Con la riforma dell’Irpef, cambiano le aliquote: di più a dipendenti e dirigenti. Ma 370mila persone perdono 188 euro, ecco chi.
Uno studio dell’Ufficio parlamentare di bilancio ha ricostruito come cambieranno le buste paga dei contribuenti con l’intervento su aliquote e detrazioni, sulla base delle caratteristiche della popolazione, dei nuclei familiari e dei diversi redditi percepiti.
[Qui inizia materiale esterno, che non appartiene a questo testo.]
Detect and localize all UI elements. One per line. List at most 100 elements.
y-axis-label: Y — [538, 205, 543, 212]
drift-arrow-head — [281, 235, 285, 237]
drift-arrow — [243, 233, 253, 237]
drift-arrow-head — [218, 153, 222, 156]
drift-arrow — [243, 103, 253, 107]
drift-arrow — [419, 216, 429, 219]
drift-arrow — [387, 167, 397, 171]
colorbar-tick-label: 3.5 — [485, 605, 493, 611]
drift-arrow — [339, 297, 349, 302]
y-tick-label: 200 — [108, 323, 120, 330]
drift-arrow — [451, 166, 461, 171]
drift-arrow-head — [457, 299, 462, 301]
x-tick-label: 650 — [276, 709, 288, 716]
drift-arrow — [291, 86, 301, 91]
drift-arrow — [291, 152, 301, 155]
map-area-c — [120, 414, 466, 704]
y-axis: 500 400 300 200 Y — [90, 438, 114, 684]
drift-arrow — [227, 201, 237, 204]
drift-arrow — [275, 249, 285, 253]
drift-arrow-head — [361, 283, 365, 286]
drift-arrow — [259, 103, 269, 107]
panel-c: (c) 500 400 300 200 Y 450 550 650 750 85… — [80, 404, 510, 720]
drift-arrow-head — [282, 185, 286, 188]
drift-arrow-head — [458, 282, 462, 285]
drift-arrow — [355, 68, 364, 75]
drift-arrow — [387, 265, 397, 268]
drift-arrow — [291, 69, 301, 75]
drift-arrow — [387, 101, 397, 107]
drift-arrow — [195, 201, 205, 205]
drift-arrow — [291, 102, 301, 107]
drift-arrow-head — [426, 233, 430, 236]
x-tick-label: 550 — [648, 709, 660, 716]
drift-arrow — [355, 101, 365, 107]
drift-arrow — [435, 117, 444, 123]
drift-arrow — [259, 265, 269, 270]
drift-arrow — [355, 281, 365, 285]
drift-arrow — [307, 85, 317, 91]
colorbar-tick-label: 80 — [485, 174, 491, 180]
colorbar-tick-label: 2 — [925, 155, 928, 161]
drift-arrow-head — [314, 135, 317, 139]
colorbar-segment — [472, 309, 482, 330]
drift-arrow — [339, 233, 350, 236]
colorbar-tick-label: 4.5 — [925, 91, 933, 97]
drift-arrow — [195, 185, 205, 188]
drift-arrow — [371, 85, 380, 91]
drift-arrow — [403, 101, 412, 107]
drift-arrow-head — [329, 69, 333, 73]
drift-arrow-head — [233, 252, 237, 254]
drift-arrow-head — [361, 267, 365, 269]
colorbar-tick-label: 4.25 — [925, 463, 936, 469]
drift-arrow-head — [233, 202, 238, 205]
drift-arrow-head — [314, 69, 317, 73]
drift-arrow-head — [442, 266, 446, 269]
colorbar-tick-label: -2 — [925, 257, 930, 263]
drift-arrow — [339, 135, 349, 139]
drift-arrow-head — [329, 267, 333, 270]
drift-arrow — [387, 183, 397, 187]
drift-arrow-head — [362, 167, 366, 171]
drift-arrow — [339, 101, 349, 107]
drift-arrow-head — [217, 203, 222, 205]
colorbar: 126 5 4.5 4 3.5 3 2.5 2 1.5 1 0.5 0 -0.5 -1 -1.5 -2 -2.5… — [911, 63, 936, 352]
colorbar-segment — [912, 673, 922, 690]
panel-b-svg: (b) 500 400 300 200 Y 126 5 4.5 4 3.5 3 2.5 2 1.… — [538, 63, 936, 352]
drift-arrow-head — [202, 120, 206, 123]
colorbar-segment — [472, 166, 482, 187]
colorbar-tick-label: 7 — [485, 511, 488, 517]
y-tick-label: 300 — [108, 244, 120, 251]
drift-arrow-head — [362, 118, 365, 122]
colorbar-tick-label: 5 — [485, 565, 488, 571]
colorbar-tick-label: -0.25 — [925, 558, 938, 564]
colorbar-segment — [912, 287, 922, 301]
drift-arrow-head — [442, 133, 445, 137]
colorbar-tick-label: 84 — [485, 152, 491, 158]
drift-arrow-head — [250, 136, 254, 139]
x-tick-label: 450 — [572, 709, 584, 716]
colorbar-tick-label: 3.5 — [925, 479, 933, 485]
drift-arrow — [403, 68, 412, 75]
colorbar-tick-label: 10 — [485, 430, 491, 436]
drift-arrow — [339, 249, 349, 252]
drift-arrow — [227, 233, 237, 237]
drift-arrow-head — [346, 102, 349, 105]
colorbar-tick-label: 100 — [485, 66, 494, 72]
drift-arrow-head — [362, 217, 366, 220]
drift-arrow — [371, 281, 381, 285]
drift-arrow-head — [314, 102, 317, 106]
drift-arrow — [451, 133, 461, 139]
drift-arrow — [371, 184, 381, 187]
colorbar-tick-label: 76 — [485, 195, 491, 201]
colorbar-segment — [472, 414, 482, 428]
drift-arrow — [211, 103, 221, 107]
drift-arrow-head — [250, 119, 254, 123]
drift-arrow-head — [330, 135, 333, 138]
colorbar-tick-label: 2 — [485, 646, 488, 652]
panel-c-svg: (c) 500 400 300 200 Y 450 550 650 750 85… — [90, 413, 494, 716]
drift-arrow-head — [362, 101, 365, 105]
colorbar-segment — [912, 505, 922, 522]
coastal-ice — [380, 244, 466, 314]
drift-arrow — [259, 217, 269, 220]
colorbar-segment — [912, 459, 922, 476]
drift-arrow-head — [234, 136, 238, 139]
Dalla simulazione emerge una situazione articolata. A guadagnare di più dalla riforma dell’Irpef, sono dipendenti e dirigenti. Ma 370mila contribuenti perdono 188 euro e le famiglie in difficoltà sono tagliate fuori per incapienza. Entriamo nel dettaglio.
Chi guadagna e chi perde con il taglio delle aliquote
Dalla simulazione dell’Ufficio parlamentare di bilancio sulla riforma dell’Irpef del governo Draghi emerge una situazione multiforme. Secondo la ricostruzione, sono i lavoratori dipendenti ad avere un beneficio maggiore in valore assoluto rispetto a pensionati e autonomi. I dipendenti, infatti, avranno una riduzione d’imposta di circa 190 euro, contri i 178 euro dei pensionati e i 105 dei lavoratori autonomi.
Il 55% delle risorse (ovvero 4 miliardi) va al comparto del lavoro dipendente, a cui si somma il 36% (2,6 miliardi) per i percettori di pensione.
La riforma dell’Irpef - che prevede riduzione da 5 a 4 scaglioni, taglio di cinque punti delle due aliquote centrali dal 27 al 25% e dal 38 al 35%, revisione delle detrazioni con incorporazione del bonus da 100 euro (ex bonus Renzi) - genera una riduzione del peso del fisco di circa 264 euro pro capite per 27,8 milioni di contribuenti. Ovvero due terzi del totale.
Ma c’è una fetta di popolazione che non avrà benefici in busta paga (le famiglie meno abbienti) e una piccola quota che andrà incontro perfino a un incremento d’imposta. Circa 370mila persone perderanno 188 euro. Ma quali sono le ragioni di questo «corto circuito»?
Il motivo sta nella differenza tra reddito imponibile e complessivo. Sul primo si calcolano le imposte. Sul secondo le detrazioni. Se una persona ha solo redditi da lavoro o da pensione, l’effetto della riforma è positivo. La riduzione delle aliquote è in grado infatti di compensare il calo delle detrazioni.
Ma se c’è la presenza di altri redditi, in particolare quelli da cedolare secca, si crea un «corto circuito». E in alcuni casi, il risparmio delle nuove aliquote non riesce a compensare la perdita delle detrazioni. È quello che succede a 370mila contribuenti, che perderanno circa 188 euro.
La riforma dell’Irpef avvantaggia chi guadagna di più
Stando alla simulazione dell’Ufficio parlamentare di bilancio, a beneficiare maggiormente della riforma dell’Irpef sarà chi guadagna di più. «Emerge - si legge nel rapporto - una riduzione media di imposta più elevata per i dirigenti (circa 368 euro), seguita da quella degli impiegati (266 euro) e infine degli operai (162 euro)».
In sostanza, il valore assoluto maggiore tocca 765 euro per chi ha un reddito imponibile tra i 42 e i 54mila euro (tra i 3.500 e i 4.500 euro mensili). È in questa fascia, dove sta il 3,3% della platea, che piove il 14,1% delle risorse: 1 miliardo.
Le famiglie più povere tagliate fuori dalla riforma
Il 20% delle famiglie, quelle più povere, per effetto dell’incapienza non avrà benefici. «Di fatto - si legge nel rapporto - un quinto delle famiglie in condizione economica meno favorevole, che sono già sostanzialmente escluse dall’ambito di applicazione dell’Irpef a causa dell’elevato livello dei redditi minimi imponibili, non sono coinvolte dalla revisione dell’Irpef».
E conclude: «Ciò implica che se le future politiche sociali vorranno ulteriormente sostenere i redditi delle famiglie più povere dovranno affidarsi a strumenti diversi dall’Irpef, quali trasferimenti monetari diretti o meccanismi di imposta negativa».